L’Agence Nigérienne de Normalisation, de Métrologie et de Certification (ANMC) a publié le 7 juillet 2025, un rapport pour le moins glaçant, suite aux inspections qu’elle a effectuées au sein des boulangeries de Niamey. Cette inspection a concerné 114 boulangeries reparties dans les cinq (5) Arrondissements Communaux de la capitale, parmi lesquelles 31 sont non-fonctionnelles.
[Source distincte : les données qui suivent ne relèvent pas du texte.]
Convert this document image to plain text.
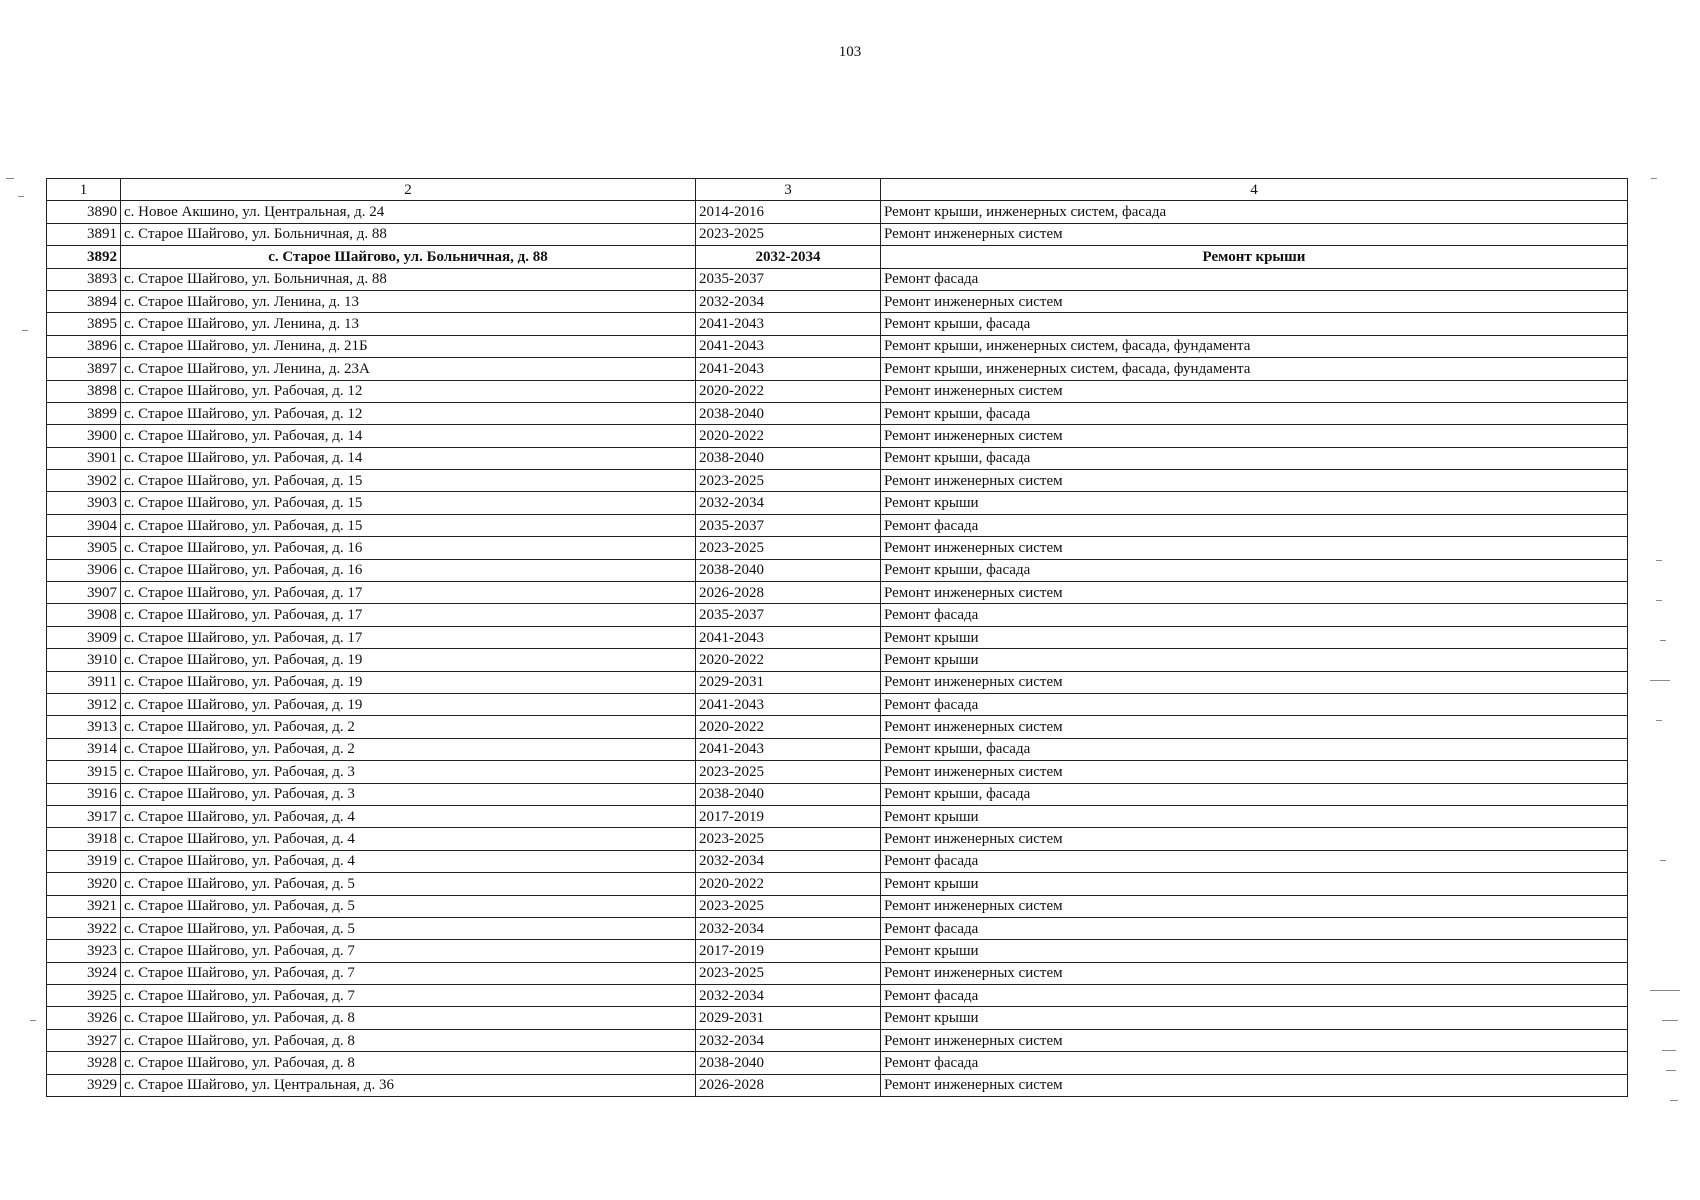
103
1	2	3	4
3890	с. Новое Акшино, ул. Центральная, д. 24	2014-2016	Ремонт крыши, инженерных систем, фасада
3891	с. Старое Шайгово, ул. Больничная, д. 88	2023-2025	Ремонт инженерных систем
3892	с. Старое Шайгово, ул. Больничная, д. 88	2032-2034	Ремонт крыши
3893	с. Старое Шайгово, ул. Больничная, д. 88	2035-2037	Ремонт фасада
3894	с. Старое Шайгово, ул. Ленина, д. 13	2032-2034	Ремонт инженерных систем
3895	с. Старое Шайгово, ул. Ленина, д. 13	2041-2043	Ремонт крыши, фасада
3896	с. Старое Шайгово, ул. Ленина, д. 21Б	2041-2043	Ремонт крыши, инженерных систем, фасада, фундамента
3897	с. Старое Шайгово, ул. Ленина, д. 23А	2041-2043	Ремонт крыши, инженерных систем, фасада, фундамента
3898	с. Старое Шайгово, ул. Рабочая, д. 12	2020-2022	Ремонт инженерных систем
3899	с. Старое Шайгово, ул. Рабочая, д. 12	2038-2040	Ремонт крыши, фасада
3900	с. Старое Шайгово, ул. Рабочая, д. 14	2020-2022	Ремонт инженерных систем
3901	с. Старое Шайгово, ул. Рабочая, д. 14	2038-2040	Ремонт крыши, фасада
3902	с. Старое Шайгово, ул. Рабочая, д. 15	2023-2025	Ремонт инженерных систем
3903	с. Старое Шайгово, ул. Рабочая, д. 15	2032-2034	Ремонт крыши
3904	с. Старое Шайгово, ул. Рабочая, д. 15	2035-2037	Ремонт фасада
3905	с. Старое Шайгово, ул. Рабочая, д. 16	2023-2025	Ремонт инженерных систем
3906	с. Старое Шайгово, ул. Рабочая, д. 16	2038-2040	Ремонт крыши, фасада
3907	с. Старое Шайгово, ул. Рабочая, д. 17	2026-2028	Ремонт инженерных систем
3908	с. Старое Шайгово, ул. Рабочая, д. 17	2035-2037	Ремонт фасада
3909	с. Старое Шайгово, ул. Рабочая, д. 17	2041-2043	Ремонт крыши
3910	с. Старое Шайгово, ул. Рабочая, д. 19	2020-2022	Ремонт крыши
3911	с. Старое Шайгово, ул. Рабочая, д. 19	2029-2031	Ремонт инженерных систем
3912	с. Старое Шайгово, ул. Рабочая, д. 19	2041-2043	Ремонт фасада
3913	с. Старое Шайгово, ул. Рабочая, д. 2	2020-2022	Ремонт инженерных систем
3914	с. Старое Шайгово, ул. Рабочая, д. 2	2041-2043	Ремонт крыши, фасада
3915	с. Старое Шайгово, ул. Рабочая, д. 3	2023-2025	Ремонт инженерных систем
3916	с. Старое Шайгово, ул. Рабочая, д. 3	2038-2040	Ремонт крыши, фасада
3917	с. Старое Шайгово, ул. Рабочая, д. 4	2017-2019	Ремонт крыши
3918	с. Старое Шайгово, ул. Рабочая, д. 4	2023-2025	Ремонт инженерных систем
3919	с. Старое Шайгово, ул. Рабочая, д. 4	2032-2034	Ремонт фасада
3920	с. Старое Шайгово, ул. Рабочая, д. 5	2020-2022	Ремонт крыши
3921	с. Старое Шайгово, ул. Рабочая, д. 5	2023-2025	Ремонт инженерных систем
3922	с. Старое Шайгово, ул. Рабочая, д. 5	2032-2034	Ремонт фасада
3923	с. Старое Шайгово, ул. Рабочая, д. 7	2017-2019	Ремонт крыши
3924	с. Старое Шайгово, ул. Рабочая, д. 7	2023-2025	Ремонт инженерных систем
3925	с. Старое Шайгово, ул. Рабочая, д. 7	2032-2034	Ремонт фасада
3926	с. Старое Шайгово, ул. Рабочая, д. 8	2029-2031	Ремонт крыши
3927	с. Старое Шайгово, ул. Рабочая, д. 8	2032-2034	Ремонт инженерных систем
3928	с. Старое Шайгово, ул. Рабочая, д. 8	2038-2040	Ремонт фасада
3929	с. Старое Шайгово, ул. Центральная, д. 36	2026-2028	Ремонт инженерных систем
Le rapport de l’ANMC fait ressortir une réalité inattendue. En effet, dans le secteur de la boulangerie, les irrégularités semblent être la règle, et le respect des normes l’exception. Ainsi, retient-on, seul 11,92% des boulangeries ont présenté un registre du commerce et crédit mobilier (RCCM) ; 98% d’entre elles n’ont pas de certificats de salubrité ; 100% ne respectent pas la formule de production prescrite par la réglementation ; 100% des instruments de mesure utilisés ne sont pas étalonnés. La majorité du personnel n’a pas de carnet de santé, pour ceux qui en ont, les documents ne sont pas à jour.
Sur le plan de l’hygiène, c’est la catastrophe. Les images filmées par les inspecteurs de l’ANMC ne donnent plus envie de consommer encore du pain. On y voit des locaux insalubres avec des planchers et des plafonds dégradés, du matériel et équipements de travail rouillés, des agents travaillant sans gants, sans masques de la farine entreposée à même le sol à la merci de l’humidité et même souvent des eaux usées et autres bestioles, etc.
Au vu de ces images et des conclusions de ce rapport de l’ANMC, on se rend compte que, des années durant, les consommateurs du pain ont été exposés à des risques d’empoisonnement, tout en enrichissant des opérateurs cupides et indélicats. On comprend alors les intoxications alimentaires souvent inexplicables qu’ont eues beaucoup de consommateurs sans en connaître les causes réelles. Dans tout ça, on se demande où sont passées les associations de défense des droits des consommateurs.
Et probablement, le cas des boulangeries n’est que la face visible de l’iceberg. D’autres secteurs comme la restauration, mais aussi le commerce général (avec une diversité de produit de consommation courante mais de qualité très relative visible même à l’œil nu) méritent l’attention des inspecteurs de l’ANMC.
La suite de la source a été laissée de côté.